An ex vivo model for understanding the impact of vaccination on Mycobacterial persister populations
Led by Prof Samantha Sampson (Stellenbosch University, South Africa), with Asst Prof Andrea Zelmer (LSHTM, UK) and Dr Jomien Mouton (Stellenbosch University, South Africa)
Project Aims
Tuberculosis (TB) is a devastating disease worldwide. The available drugs, vaccines and tools for diagnosing the disease are sub-optimal, and more understanding of the bacterium that causes TB is needed. In particular, we need a better understanding of latent TB, a state in which the bacteria are thought to become "dormant", and are called "persisters". In this state, they are able to escape killing by conventional TB drugs, and survive within the host, but may later reawaken to cause active disease. In this study, we will investigate how the current vaccine against TB may influence the formation of these persister bacteria. To achieve this, we will use a special form of TB bacteria that express fluorescent proteins that tell us when the bacteria are in a persister state. We will use these specialised "reporter" bacteria to infect cells taken from vaccinated and non-vaccinated mice, and then characterise the host and bacterial cells within these samples. The results obtained could provide new insights into how host factors influence persister formation, and vice versa. This would help to rationally design new vaccines and therapies that reduce persister formation and therefore increase long-term protection against TB.
Project Outcomes
Tuberculosis (TB) is a devastating disease worldwide. The available drugs, vaccines and tools for diagnosing the disease are sub-optimal, and more understanding of the bacterium that causes TB is needed. In particular, we need a better understanding of latent TB, a state in which the bacteria are thought to become “dormant”, and are called “persisters”. In this state, they are able to escape killing by conventional TB drugs, and survive within the host, but may later reawaken to cause active disease.
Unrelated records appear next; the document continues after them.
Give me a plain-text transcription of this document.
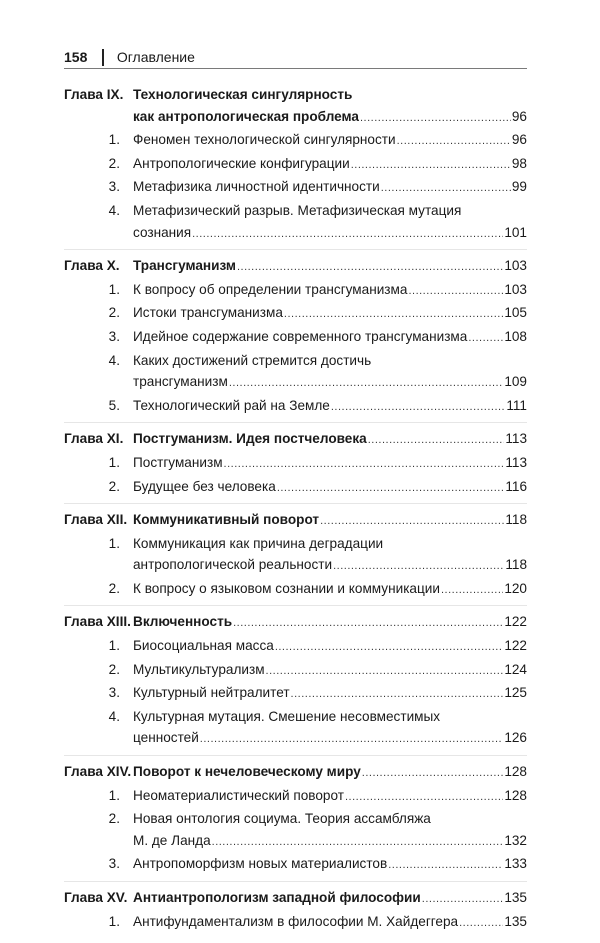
158 Оглавление
Глава IX. Технологическая сингулярность
как антропологическая проблема .....	96
1. Феномен технологической сингулярности .....	96
2. Антропологические конфигурации .....	98
3. Метафизика личностной идентичности .....	99
4. Метафизический разрыв. Метафизическая мутация
сознания .....	101
Глава X. Трансгуманизм .....	103
1. К вопросу об определении трансгуманизма .....	103
2. Истоки трансгуманизма .....	105
3. Идейное содержание современного трансгуманизма .....	108
4. Каких достижений стремится достичь
трансгуманизм .....	109
5. Технологический рай на Земле .....	111
Глава XI. Постгуманизм. Идея постчеловека .....	113
1. Постгуманизм .....	113
2. Будущее без человека .....	116
Глава XII. Коммуникативный поворот .....	118
1. Коммуникация как причина деградации
антропологической реальности .....	118
2. К вопросу о языковом сознании и коммуникации .....	120
Глава XIII. Включенность .....	122
1. Биосоциальная масса .....	122
2. Мультикультурализм .....	124
3. Культурный нейтралитет .....	125
4. Культурная мутация. Смешение несовместимых
ценностей .....	126
Глава XIV. Поворот к нечеловеческому миру .....	128
1. Неоматериалистический поворот .....	128
2. Новая онтология социума. Теория ассамбляжа
М. де Ланда .....	132
3. Антропоморфизм новых материалистов .....	133
Глава XV. Антиантропологизм западной философии .....	135
1. Антифундаментализм в философии М. Хайдеггера .....	135
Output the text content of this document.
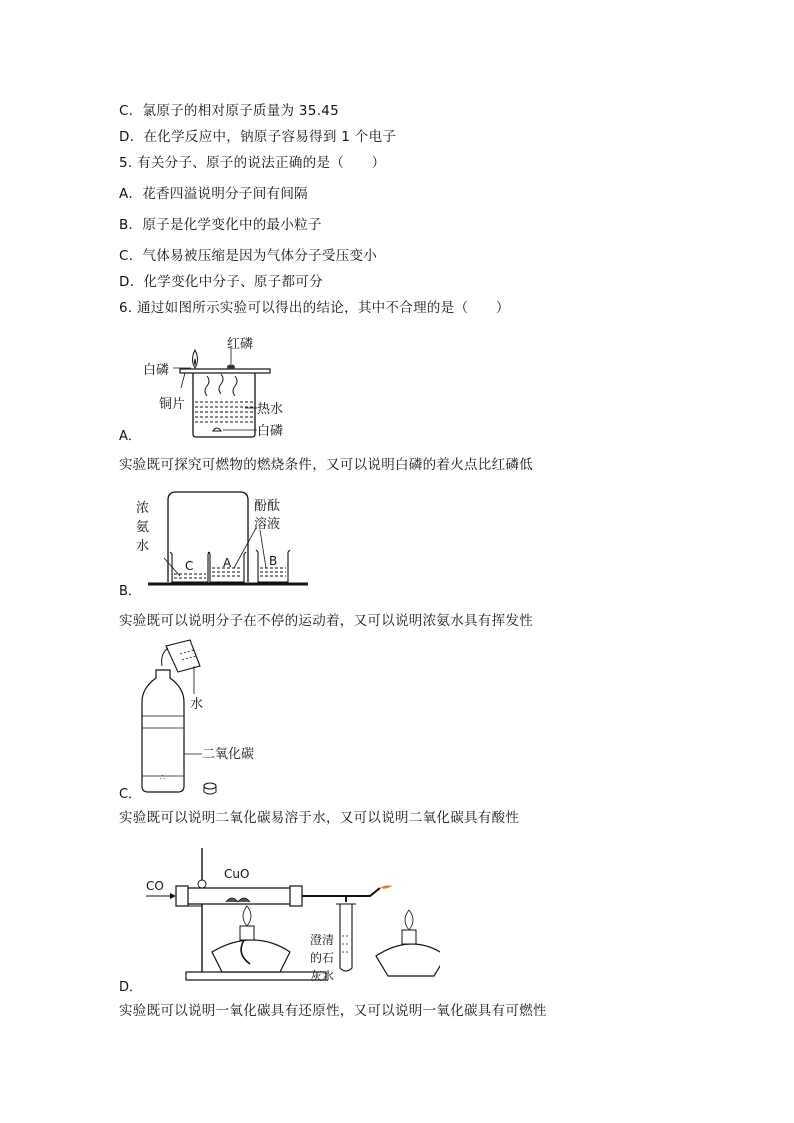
C．氯原子的相对原子质量为 35.45
D．在化学反应中，钠原子容易得到 1 个电子
5. 有关分子、原子的说法正确的是（　　）
A．花香四溢说明分子间有间隔
B．原子是化学变化中的最小粒子
C．气体易被压缩是因为气体分子受压变小
D．化学变化中分子、原子都可分
6. 通过如图所示实验可以得出的结论，其中不合理的是（　　）
红磷
白磷
铜片	热水
白磷
A．
实验既可探究可燃物的燃烧条件，又可以说明白磷的着火点比红磷低
浓
氨
水
酚酞
溶液
C A	B
B．
实验既可以说明分子在不停的运动着，又可以说明浓氨水具有挥发性
∴
水
二氧化碳
C．
实验既可以说明二氧化碳易溶于水，又可以说明二氧化碳具有酸性
CO
CuO
澄清
的石
灰水
D．
实验既可以说明一氧化碳具有还原性，又可以说明一氧化碳具有可燃性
The VALIDATE pump-priming funding has allowed us to lay the foundation for work aimed at determining how the current vaccine against TB may influence the formation of these persister bacteria. To achieve this, we have used a special form of TB bacteria that express fluorescent proteins that tell us when the bacteria are in a persister state. We have optimised methods that will allow us to more rapidly determine how these specialised “reporter” bacteria respond when used to infect cells taken from vaccinated and non-vaccinated mice. We have developed recorded training videos that will allow others to learn how to perform the key techniques involved in this work.
Work on this project is still ongoing, and we expect that the results obtained could provide new insights into how host factors influence persister formation, and vice versa. This would help to rationally design new vaccines and therapies that reduce persister formation and therefore increase long-term protection against TB.